KLP excludes Nasdaq-listed food ingredients group Innophos over Western Sahara links

Investor exits New Jersey-based specialty ingredients company

Norwegian mutual insurer and pension fund manager KLP has excluded Innophos Holdings due to the risk emerging from the purchase of phosphate rock sourced in Western Sahara, a non-self-governing territory occupied by Morocco, effective from June 2018.

Innophos is a US-based, Nasdaq-listed provider of specialty ingredients, which uses phosphates to make “food and beverages tastier and more nutritious” and “vitamins and supplements healthier and more readily available to the body”, according to the firm’s business description.

KLP excluded Innophos because the acquisition of phosphate rock from Western Sahara is an unacceptable risk which violates ethical standards and KLP’s Responsible Investment Guidelines, the institutional investor stated.
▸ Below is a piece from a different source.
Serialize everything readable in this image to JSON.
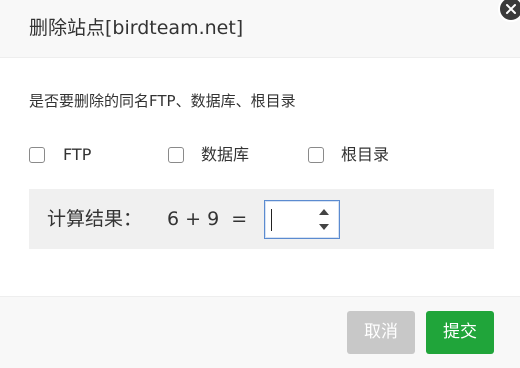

According to Innophos’ 10-K filing, the phosphate is supplied by Canadian fertilizer firm Nutrien, which is also excluded from many investor portfolios having inherited those exclusions from predecessor firms Agrium and PotashCorp, which merged in January this year.

Innophos disclosed to the SEC: “The phosphate rock that it utilized by Nutrien to supply MGA [merchant green phosphoric acid], to our Geismar, Louisiana facility is subject to those social and political conditions in Western Sahara, where Nutrien sources the phosphate rock, which territory has had a long history of social and political upheaval.”In January the CEO of Nutrien told an investor conference that the firm planned to stop sourcing phosphate rock from Western Sahara partly due to “shareholder preference”.

Chuck Magro said that Agrium’s contracts will end by the end of 2018 while PotashCorp’s imports were “under review” and that there would be an update on the issue by “the middle of the year.”

Campaign group Western Sahara Resource Watch has engaged with Nutrien again, asking questions about three bulk carriers with a cargo of 160,000 tonnes of phosphate rock sourced in Western Sahara en route to North America.

In a letter to Nutrien, WSRW wrote: “The company is on a similar import-track to last year’s, and nothing indicates that the company has an intention to end, or even reduce, its imports from Western Sahara.”

KLP has joined other institutional investors who have already excluded Innophos due to human right-based objections, among others: the Norwegian Government Pension Fund, Norwegian financial services group DNB, Swedish bank SEB, Danish banks Danske Bank and Sydbank as well as Luxembourg’s Fonds de Compensation.